Later on Abram complains that he hasn’t got any children and so he sleeps with his wife’s slave-girl and gets her pregnant. A slave wasn’t in a position to argue and we have no idea how old Hagar was. Hagar takes advantage of being pregnant with the master’s child and gets ideas above her station leading Sarah to beat her and cast her into the wilderness.
These are not the stuff of heroes. These people are not ones you’d hold up as moral exemplars; they are too human, too sexual, too pre-occupied with their own issues for us to really want to like them. Yet God uses this unlikely couple to start again as he dealt with a repeatedly rebellious, violent and corrupt humanity.
If we met Abram and Sarai we probably wouldn’t warm to them! They seem selfish, opportunistic and, well, just immoral. Yet God used them. They responded to God’s call and travelled thousands of miles in response to that call. They are the founding parents of the Jewish people and God used them.
St John
In our gospel reading we have another view of starting again. Nicodemus is a leader of his people; he is intrigued by Jesus and comes to him at night, always a time representing difficulty and danger in John’s gospel. He has a life changing conversation with Jesus who tells him that he must be born anew – he must start again and re-order his life if he wishes to follow Jesus and find true happiness and purpose in life.

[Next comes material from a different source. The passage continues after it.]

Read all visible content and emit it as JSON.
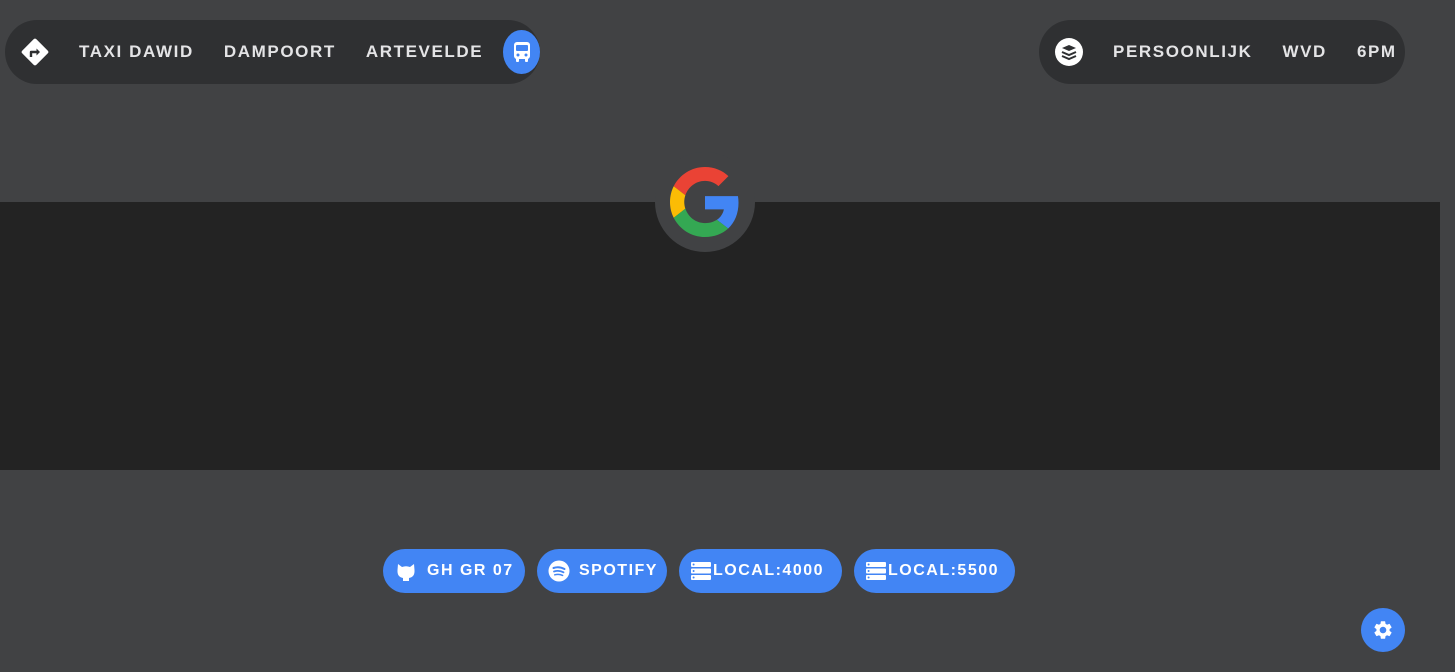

Nicodemus is not someone we immediately warm to. He is interested in Jesus but more interested in his reputation. He pops up again in the Gospel when he half-heartedly tries to defend Jesus against the religious authorities and he goes with Joseph of Aramathea to anoint Jesus’ body for burial. He isn’t brave, he is a cautious follower and after Jesus’ burial he drops out of history so we don’t know what happened to him. If we met him we may be a bit scathing about his lack of courage, his inability to really protect Jesus, yet God used him; what greater privilege could there have been than to prepare the Lord’s body for burial.
New Beginnings
Becoming a Christian or taking Christian faith seriously for the first time is a new beginning. All of us here have made that decision to follow Jesus into the muddle and glory of our world; all of us have made that a new beginning. For some of us the decision to follow Christ wasn’t just life-changing but life-threatening and the consequences for some of our congregation of following Christ in Iran could be deadly. Sometimes telling our friends that we’re Christian provokes quite a reaction – especially from other lgbt people who, understandably, can be hostile to the Church because of how it’s treated them over the years. Buddhist meditation classes? They’re fine, Church? – Oh no!
Making the decision to follow Jesus is personal and life-changing. And when other Christians who think they know the Bible or theology better tell us we’re not good enough to follow God, that we’re not living the lives that are expected of God’s followers – just tell them that neither were Abraham, Sarah or Nicodemus, yet God still used them.